O passo mais recente foi dado pelo Reino Unido, que antecipou de 2040 para 2030 a data em que dará início à proibição da venda de novos carros e caminhões movidos a gasolina e diesel. Outros países europeus já haviam anunciado a mesma meta, sendo que a Noruega tem um objetivo mais ousado: adotar a proibição a partir de 2025. Tais iniciativas reforçam uma tese que vem sendo levantada por especialistas do setor de energia: a indústria do petróleo está começando a viver uma decadência sem volta.
O objetivo primordial dessas medidas é substituir os carros movidos a combustíveis fósseis por veículos elétricos e, com isso, reduzir as emissões de carbono e os efeitos da mudança climática. Segundo uma análise de especialistas do setor energético divulgada pelo site Vice, a curva ascendente da indústria do petróleo chegou ao ápice e inicia uma inédita queda gradual que em trinta anos deverá representar uma redução de 30% em seu volume de produção. O mesmo estaria acontecendo com o gás e o carvão.
“Estamos no meio de uma transição de energia fundamental, que verá o grosso da indústria de combustíveis fósseis gradualmente eclipsado nas próximas décadas”, escreveu o jornalista britânico Nafeez Ahmed para o Vice. Sua afirmação se baseia num documento produzido por três especialistas de peso: Rodrigo Villamizar Alvargonzález, ex-assessor de estratégia do Departamento de Energia dos EUA; Randy Willoughby, professor de ciência política da Universidade de San Diego; e Vicente Lopez-Ibor Mayor, ex-presidente da Lightsource BP, a maior empresa de energia solar da Europa.
Intitulado “Energy and Power Futures”, o documento atesta a impossibilidade de, a partir de 2020, manter uma produção mundial de 35,7 bilhões de barris de petróleo por ano (100 milhões por dia). A pandemia estaria servindo para acelerar o declínio dessa indústria, já previsto por outras instituições internacionais, embora não com a mesma velocidade apontada por esse estudo.
Atualmente chefe de estratégia para as Américas na Kaiserwetter Energy Asset Management, empresa de investimentos em energia com escritórios em Hamburgo, Madri e Nova York, Villamizar e seus colegas apontam como motivos da decadência da indústria de petróleo uma combinação de iniciativas para conter a mudança climática que exigem um freio na produção de combustíveis fósseis; o avanço na produção de carros elétricos e outras formas de transporte; uma persistente baixa nos preços que estaria minando os lucros da indústria de petróleo; e uma redução dos investimentos em novas infraestruturas e tecnologias para essa indústria.

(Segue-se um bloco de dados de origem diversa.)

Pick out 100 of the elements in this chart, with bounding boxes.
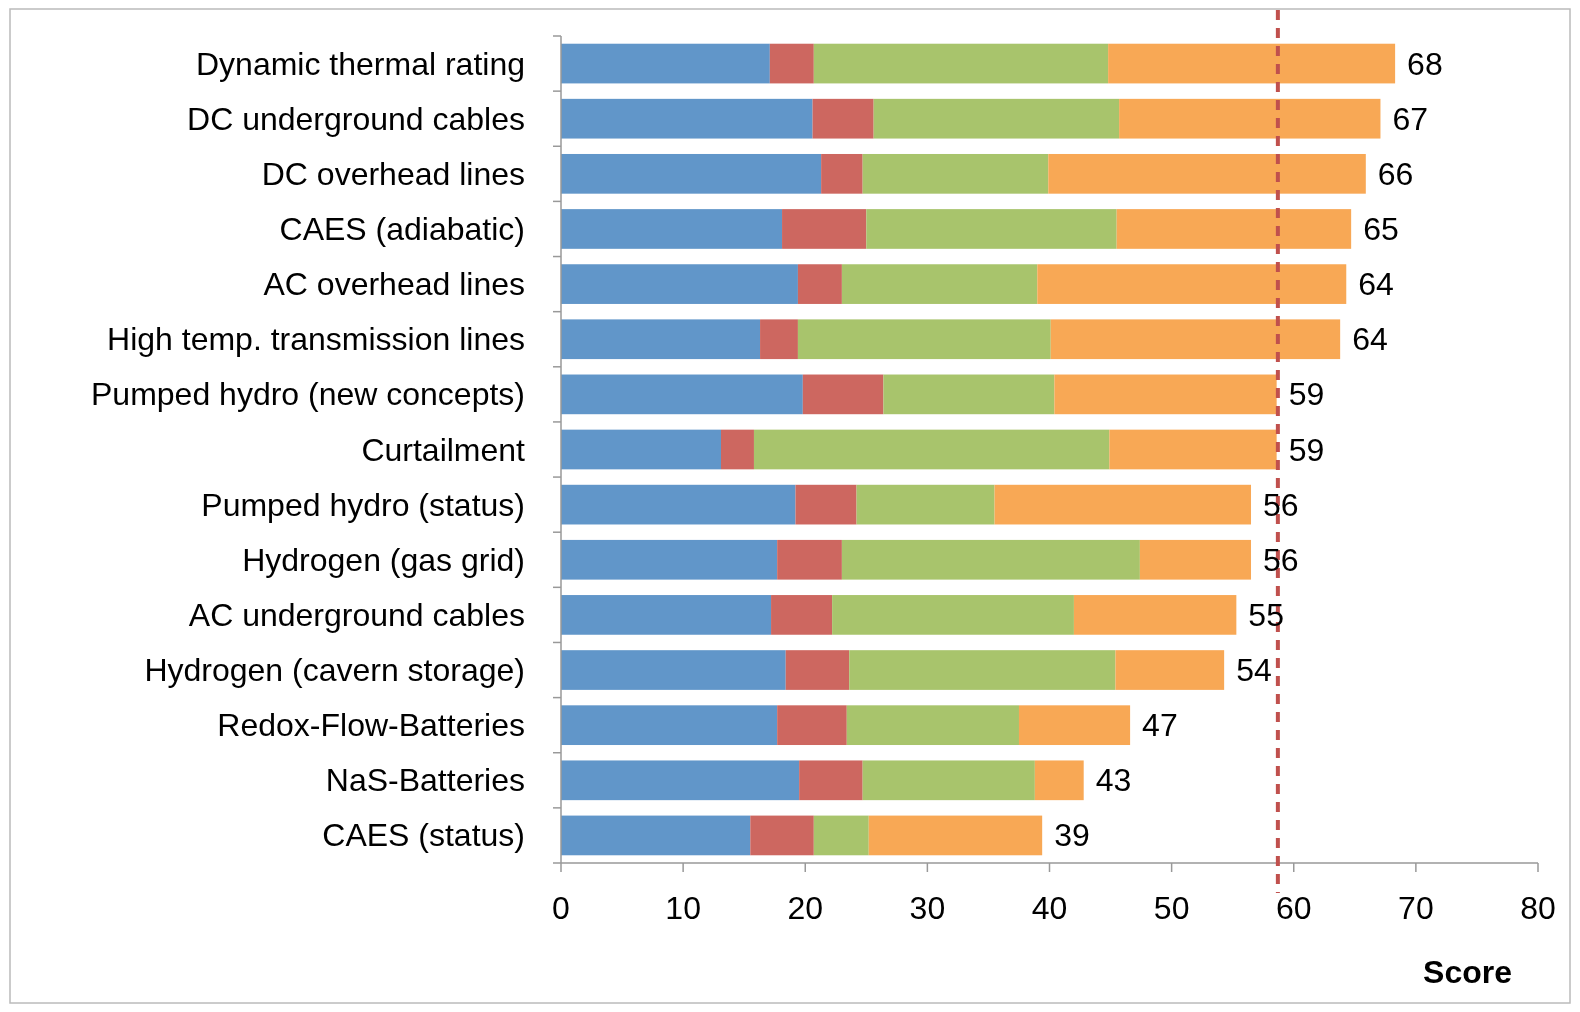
bar bbox=[862, 760, 1035, 801]
bar bbox=[561, 153, 822, 194]
total-label: 55 bbox=[1248, 596, 1284, 633]
x-axis-title: Score bbox=[1423, 954, 1512, 990]
total-label: 67 bbox=[1392, 100, 1429, 137]
bar bbox=[797, 264, 842, 304]
bar bbox=[561, 319, 761, 360]
bar bbox=[799, 760, 863, 801]
x-tick-label: 10 bbox=[665, 890, 701, 926]
bar bbox=[883, 374, 1055, 415]
total-label: 54 bbox=[1236, 652, 1272, 689]
bar bbox=[760, 319, 798, 360]
x-tick-label: 80 bbox=[1520, 890, 1556, 926]
bar bbox=[813, 43, 1109, 84]
bar bbox=[782, 209, 867, 249]
bar bbox=[797, 319, 1051, 360]
bar bbox=[1109, 429, 1277, 470]
bar bbox=[841, 539, 1140, 580]
bar bbox=[561, 429, 721, 470]
y-tick-label: Pumped hydro (status) bbox=[201, 486, 525, 523]
total-label: 56 bbox=[1263, 486, 1299, 523]
bar bbox=[561, 760, 800, 801]
x-tick-label: 20 bbox=[787, 890, 824, 926]
bar bbox=[561, 815, 751, 856]
bar bbox=[561, 484, 796, 525]
y-tick-label: Dynamic thermal rating bbox=[196, 45, 525, 82]
total-label: 47 bbox=[1142, 707, 1178, 744]
bar bbox=[821, 153, 863, 194]
bar bbox=[1054, 374, 1277, 415]
x-tick-label: 50 bbox=[1153, 890, 1190, 926]
total-label: 64 bbox=[1352, 321, 1388, 358]
total-label: 39 bbox=[1054, 817, 1090, 854]
x-tick-label: 60 bbox=[1275, 890, 1312, 926]
bar bbox=[1115, 650, 1225, 690]
total-label: 59 bbox=[1288, 376, 1325, 413]
bar bbox=[720, 429, 754, 470]
bar bbox=[862, 153, 1049, 194]
bar bbox=[856, 484, 995, 525]
bar bbox=[994, 484, 1252, 525]
y-tick-label: Hydrogen (gas grid) bbox=[242, 541, 525, 578]
total-label: 66 bbox=[1377, 155, 1414, 192]
y-tick-label: CAES (adiabatic) bbox=[279, 210, 525, 247]
y-tick-label: DC underground cables bbox=[187, 100, 525, 137]
bar bbox=[561, 705, 778, 746]
bar bbox=[777, 705, 847, 746]
bar bbox=[561, 539, 778, 580]
bar bbox=[1119, 98, 1381, 139]
total-label: 65 bbox=[1363, 210, 1399, 247]
y-tick-label: Redox-Flow-Batteries bbox=[217, 707, 525, 744]
bar bbox=[561, 209, 783, 249]
bar bbox=[1048, 153, 1366, 194]
total-label: 68 bbox=[1407, 45, 1443, 82]
total-label: 59 bbox=[1288, 431, 1325, 468]
bar bbox=[561, 43, 770, 84]
bar bbox=[785, 650, 850, 690]
y-tick-label: Pumped hydro (new concepts) bbox=[91, 376, 525, 413]
bar bbox=[846, 705, 1019, 746]
total-label: 43 bbox=[1095, 762, 1132, 799]
bar bbox=[750, 815, 814, 856]
x-tick-label: 40 bbox=[1031, 890, 1068, 926]
bar bbox=[1034, 760, 1084, 801]
bar bbox=[1050, 319, 1341, 360]
bar bbox=[561, 98, 813, 139]
y-tick-label: AC underground cables bbox=[188, 596, 525, 633]
bar bbox=[868, 815, 1043, 856]
bar bbox=[1116, 209, 1352, 249]
bar bbox=[1108, 43, 1396, 84]
bar bbox=[771, 595, 833, 635]
y-tick-label: High temp. transmission lines bbox=[107, 321, 525, 358]
bar bbox=[832, 595, 1074, 635]
y-tick-label: Hydrogen (cavern storage) bbox=[144, 652, 525, 689]
y-tick-label: NaS-Batteries bbox=[325, 762, 525, 799]
x-tick-label: 70 bbox=[1398, 890, 1434, 926]
total-label: 64 bbox=[1358, 266, 1394, 303]
bar bbox=[769, 43, 814, 84]
bar bbox=[1139, 539, 1251, 580]
bar bbox=[1073, 595, 1237, 635]
bar bbox=[561, 595, 772, 635]
bar bbox=[812, 98, 874, 139]
bar bbox=[795, 484, 857, 525]
y-tick-label: DC overhead lines bbox=[261, 155, 525, 192]
x-tick-label: 0 bbox=[552, 890, 570, 926]
bar bbox=[873, 98, 1120, 139]
y-tick-label: Curtailment bbox=[361, 431, 526, 468]
bar bbox=[813, 815, 869, 856]
bar bbox=[753, 429, 1110, 470]
x-tick-label: 30 bbox=[909, 890, 946, 926]
total-label: 56 bbox=[1263, 541, 1299, 578]
bar bbox=[561, 650, 786, 690]
bar bbox=[849, 650, 1116, 690]
bar bbox=[1037, 264, 1347, 304]
y-tick-label: CAES (status) bbox=[322, 817, 525, 854]
y-tick-label: AC overhead lines bbox=[263, 266, 525, 303]
bar bbox=[777, 539, 842, 580]
bar bbox=[841, 264, 1038, 304]
bar bbox=[561, 374, 803, 415]
bar bbox=[866, 209, 1117, 249]
bar bbox=[1018, 705, 1131, 746]
bar bbox=[561, 264, 798, 304]
bar bbox=[802, 374, 884, 415]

REVOLUÇÃO INDUSTRIAL VERDE
Ao antecipar em dez anos a proibição da venda de novos veículos a gasolina e diesel no Reino Unido, o premier Boris Johnson seguiu os passos de outros países que já haviam estabelecido o prazo de 2030: Dinamarca, Eslovênia, Holanda, Irlanda, Israel, Islândia e Suécia. França, Cingapura e Sri Lança disseram que farão o mesmo a partir de 2040. Já a China manifestou igual intenção, mas não disse quando.
Ao estabelecer o novo prazo, Johnson anunciou uma “revolução industrial verde”, com investimentos em energia eólica, hidrogênio, energia nuclear, veículos elétricos, transportes públicos, ciclovias, pistas para pedestres e proteção de áreas naturais, entre outras iniciativas. Seus planos afetam também as moradias britânicas, que terão que substituir a calefação a gás por um sistema de baixo consumo de energia elétrica. Opositores consideraram as medidas do premier insuficientes.
Na Califórnia, o governador Gave Newsom divulgou em setembro um plano para instituir em 2035 a proibição da venda de novos veículos movidos a combustíveis fósseis. Castigado com frequência por incêndios florestais atribuídos à mudança climática, o estado é o que mais compra veículos no país. É também o que mais compra carros elétricos, tendo 34 empresas que os produzem ou pretendem produzi-los. E o mais populoso: 40 milhões de habitantes. Ali, os transportes representam metade das emissões de carbono. “Para chegarmos a uma economia sem carbono em 2045, não podemos fazer isso sem os transportes”, disse Newsom.
Todas essas metas se referem à proibição da venda de novos veículos movidos a combustíveis fósseis, ou seja, para além de 2030 ainda haverá muitos carros a gasolina e a diesel usados circulando nesses países. Além disso, indústrias importantes, como a de plástico e a petroquímica, continuarão dependendo de petróleo. Villamizar vaticina: “O petróleo não morrerá logo, mas já está descendo uma ladeira escorregadia.”
Bruno Casotti é jornalista e tradutor.